Treehoppers: bugs that look like Dali designed them


18 Responses to “Treehoppers: bugs that look like Dali designed them”

  1. -v- says:

    They look kinda like strawberry fungus

    The ones in the picture are yellow, but the older ones are red/brown. Maybe there’s something similar where ever these guys come from?

  2. BTWBFDIMHO says:


  3. Moriarty says:

    While I admit it doesn’t look appetizing, that seems too… specific, not to mention awkward, just to deter predators. It’s got to be sensory, or mimicking something, or good for hanging its laundry, or something.

    • Donald Petersen says:

      It’s got to be sensory, or mimicking something, or good for hanging its laundry, or something.

      I agree. Nature selects for a lot of seemingly goofy traits, but this has to be one of the goofiest.

      Then again, how ’bout them ceratopsians? I’ll grant this bug is somewhat more elaborately adorned than your garden-variety Styracosaur, but I imagine it also had a few zillion more generations within which to refine its sartorial tastes. Still, sexiness alone seems a stretch. It’s hard to picture what combative or defensive advantage the treehopper’s rack might provide, and as camouflage it seems counterintuitive unless the critter likes to hide out in a pit full of skewered strawberries.

      Hell, maybe it just needs to scan for native lifeforms and communicate its findings to the mothership. That would make the most sense.

  4. Anonymous says:

    This is all very Seussian.

    Geisha Asobi! I haven’t thought of that blog in forever. Glad to see they’re still around.

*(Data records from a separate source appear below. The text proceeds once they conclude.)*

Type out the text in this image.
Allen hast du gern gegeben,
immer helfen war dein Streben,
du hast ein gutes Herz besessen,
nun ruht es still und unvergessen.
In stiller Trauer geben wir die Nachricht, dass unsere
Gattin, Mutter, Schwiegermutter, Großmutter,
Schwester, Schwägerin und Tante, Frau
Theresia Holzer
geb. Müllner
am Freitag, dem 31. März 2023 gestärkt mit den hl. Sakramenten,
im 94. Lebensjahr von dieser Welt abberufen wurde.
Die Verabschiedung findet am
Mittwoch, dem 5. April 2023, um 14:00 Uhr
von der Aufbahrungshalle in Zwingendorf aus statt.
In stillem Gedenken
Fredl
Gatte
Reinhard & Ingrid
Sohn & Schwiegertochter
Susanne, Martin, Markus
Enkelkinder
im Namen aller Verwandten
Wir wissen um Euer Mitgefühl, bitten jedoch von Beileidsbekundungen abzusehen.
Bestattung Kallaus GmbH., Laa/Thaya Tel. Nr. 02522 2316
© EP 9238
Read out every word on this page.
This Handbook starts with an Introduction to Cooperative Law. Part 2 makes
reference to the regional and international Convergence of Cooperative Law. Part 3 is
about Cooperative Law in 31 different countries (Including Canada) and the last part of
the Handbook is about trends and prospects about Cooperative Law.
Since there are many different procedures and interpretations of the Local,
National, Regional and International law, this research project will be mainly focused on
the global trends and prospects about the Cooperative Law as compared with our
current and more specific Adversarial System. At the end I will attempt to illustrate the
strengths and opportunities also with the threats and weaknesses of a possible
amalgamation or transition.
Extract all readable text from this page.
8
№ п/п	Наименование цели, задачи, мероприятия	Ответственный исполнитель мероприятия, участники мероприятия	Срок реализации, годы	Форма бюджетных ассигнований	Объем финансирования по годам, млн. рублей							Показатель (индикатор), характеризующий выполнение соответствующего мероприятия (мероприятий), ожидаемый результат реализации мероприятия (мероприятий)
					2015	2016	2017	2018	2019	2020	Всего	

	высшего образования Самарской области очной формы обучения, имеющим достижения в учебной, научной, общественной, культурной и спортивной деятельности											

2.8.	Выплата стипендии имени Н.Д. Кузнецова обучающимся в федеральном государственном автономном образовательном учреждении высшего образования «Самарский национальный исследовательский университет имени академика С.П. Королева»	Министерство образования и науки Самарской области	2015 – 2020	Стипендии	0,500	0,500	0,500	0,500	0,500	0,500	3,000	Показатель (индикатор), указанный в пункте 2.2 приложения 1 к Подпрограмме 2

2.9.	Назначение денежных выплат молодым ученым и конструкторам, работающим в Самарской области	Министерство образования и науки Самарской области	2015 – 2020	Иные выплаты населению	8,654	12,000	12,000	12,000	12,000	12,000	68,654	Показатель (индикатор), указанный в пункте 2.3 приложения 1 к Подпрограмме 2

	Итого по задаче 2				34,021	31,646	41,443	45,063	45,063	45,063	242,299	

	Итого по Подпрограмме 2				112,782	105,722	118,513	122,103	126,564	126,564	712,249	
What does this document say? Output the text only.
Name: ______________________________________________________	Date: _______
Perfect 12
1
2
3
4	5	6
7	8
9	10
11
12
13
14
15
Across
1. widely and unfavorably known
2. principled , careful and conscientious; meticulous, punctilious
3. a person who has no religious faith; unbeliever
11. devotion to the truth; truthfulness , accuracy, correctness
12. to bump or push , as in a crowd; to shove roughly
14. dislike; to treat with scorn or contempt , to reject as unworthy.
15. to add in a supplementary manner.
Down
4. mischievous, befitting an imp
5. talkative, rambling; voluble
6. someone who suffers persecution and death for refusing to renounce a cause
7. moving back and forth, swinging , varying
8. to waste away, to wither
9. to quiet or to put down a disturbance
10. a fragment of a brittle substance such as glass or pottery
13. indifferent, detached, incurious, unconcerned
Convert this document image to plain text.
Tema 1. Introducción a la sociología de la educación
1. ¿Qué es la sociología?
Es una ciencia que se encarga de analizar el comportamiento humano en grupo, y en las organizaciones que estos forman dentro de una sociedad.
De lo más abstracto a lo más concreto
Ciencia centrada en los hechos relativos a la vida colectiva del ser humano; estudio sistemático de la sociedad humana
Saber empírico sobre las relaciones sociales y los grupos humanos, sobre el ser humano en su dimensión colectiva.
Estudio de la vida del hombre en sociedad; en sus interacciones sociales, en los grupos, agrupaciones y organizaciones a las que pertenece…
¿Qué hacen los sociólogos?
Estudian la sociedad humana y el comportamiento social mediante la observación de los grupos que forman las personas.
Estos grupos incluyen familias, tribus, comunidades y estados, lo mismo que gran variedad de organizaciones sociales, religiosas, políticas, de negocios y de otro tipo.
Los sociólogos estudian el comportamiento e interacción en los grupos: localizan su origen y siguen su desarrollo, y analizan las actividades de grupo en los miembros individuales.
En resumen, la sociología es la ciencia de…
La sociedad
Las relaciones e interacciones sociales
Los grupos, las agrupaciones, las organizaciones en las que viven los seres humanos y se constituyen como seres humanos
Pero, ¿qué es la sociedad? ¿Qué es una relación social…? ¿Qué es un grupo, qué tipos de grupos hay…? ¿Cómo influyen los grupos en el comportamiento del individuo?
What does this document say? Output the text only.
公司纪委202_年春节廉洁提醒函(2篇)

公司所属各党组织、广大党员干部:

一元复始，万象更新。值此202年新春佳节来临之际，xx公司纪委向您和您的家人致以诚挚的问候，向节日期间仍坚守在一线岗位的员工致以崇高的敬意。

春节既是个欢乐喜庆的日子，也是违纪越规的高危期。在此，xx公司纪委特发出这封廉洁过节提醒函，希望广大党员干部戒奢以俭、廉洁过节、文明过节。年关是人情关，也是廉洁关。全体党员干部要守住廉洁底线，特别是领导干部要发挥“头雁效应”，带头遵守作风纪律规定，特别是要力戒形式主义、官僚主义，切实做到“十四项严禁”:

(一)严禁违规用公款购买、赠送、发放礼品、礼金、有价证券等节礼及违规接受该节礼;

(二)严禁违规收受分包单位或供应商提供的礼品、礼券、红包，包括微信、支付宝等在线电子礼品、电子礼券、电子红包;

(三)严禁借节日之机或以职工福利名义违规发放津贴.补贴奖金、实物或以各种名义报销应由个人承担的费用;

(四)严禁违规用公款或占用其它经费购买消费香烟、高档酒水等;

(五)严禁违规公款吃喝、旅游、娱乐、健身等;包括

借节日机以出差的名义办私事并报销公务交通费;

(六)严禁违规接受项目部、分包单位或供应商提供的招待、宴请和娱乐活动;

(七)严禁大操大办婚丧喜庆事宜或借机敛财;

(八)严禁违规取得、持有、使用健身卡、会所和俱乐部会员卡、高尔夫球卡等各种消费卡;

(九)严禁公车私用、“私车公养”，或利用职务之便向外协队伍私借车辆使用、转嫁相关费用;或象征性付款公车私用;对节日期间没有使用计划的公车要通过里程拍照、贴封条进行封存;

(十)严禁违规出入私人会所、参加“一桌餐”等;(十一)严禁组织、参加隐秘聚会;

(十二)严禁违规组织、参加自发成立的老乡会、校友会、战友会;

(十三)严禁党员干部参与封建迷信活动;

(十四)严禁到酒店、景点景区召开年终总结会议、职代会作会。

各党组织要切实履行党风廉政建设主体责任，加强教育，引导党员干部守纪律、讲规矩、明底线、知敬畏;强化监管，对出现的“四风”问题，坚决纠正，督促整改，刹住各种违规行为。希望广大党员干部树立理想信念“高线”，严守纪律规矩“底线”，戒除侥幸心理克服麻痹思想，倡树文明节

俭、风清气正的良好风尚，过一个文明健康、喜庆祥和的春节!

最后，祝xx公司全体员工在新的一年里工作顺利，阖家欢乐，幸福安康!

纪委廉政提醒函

  5. Christopher Gronlund says:

    I recently needed a newspaper cover for a presentation. I found a great image at the Library of Congress’ Flickr feed…and it just-so-happens to feature not only treehoppers, but an artist’s 1910 what-if depiction of giant treehoppers attacking a crowded street:

    • Donald Petersen says:

      And by the way, thank you, Mr Gronlund, for my favorite image of the week! (And it’s only Monday!)

      I wonder which variety was deadliest: the ball-crowned, the three-horned, or the snake-necked?

    • Bender says:

      Yes, thanks for that Christopher. A reminder that people in the dusty past were well versed with the idea of kooky randomness.

  6. Ito Kagehisa says:

    Those things might be no more functional than a peacock’s tailfeathers, but they sure look sensory to me.

    A ball of chitin garlanded with cilia could conceivably detect a lot of things, ranging from a simple extension of the sense of touch (like a cat’s whiskers) to something as exotic as barometric pressure (and thus, altitude). Sounds like a tremendously interesting subject of study to me!

  7. Donald Petersen says:

    Nobody loves an excess of excrescences.

  8. Anonymous says:

    Tell me again that the aliens haven’t invaded Earth… here we have undeniable PROOF that they have!

  9. Anonymous says:

    looks like strawberries on thorns, amirite?

  10. Ugly Canuck says:

    Lots of critters with bizarre heads popping up on the ‘net of late….

  11. alllie says:

    So they have hairy balls…on their heads?

    That is just soo wrong.

  12. Anonymous says:

    Have any of you seen Nausicaa of the Valley of the Wind (anime movie from Studio Ghibli)? This looks JUST LIKE the insects from the toxic jungle.

  13. Chaoskitten says:

    It’s a big, obviously non bug-like, shape to hide beneath. If you’ve ever tried to hunt for pest insects who hide on branches amongst foliage, that makes them extremely tricky to find. And yeah, all that spiky chitinous mass probably isn’t very tasty, sure would make purty jewellery though.

  14. Robert says:

    WTF! WTF, nature?! (curls into a ball and shivers) WTF!!

  15. Axx says:

    Just when I think bugs can’t get any more disgusting god throws out some shit like this. What’s the word coming to?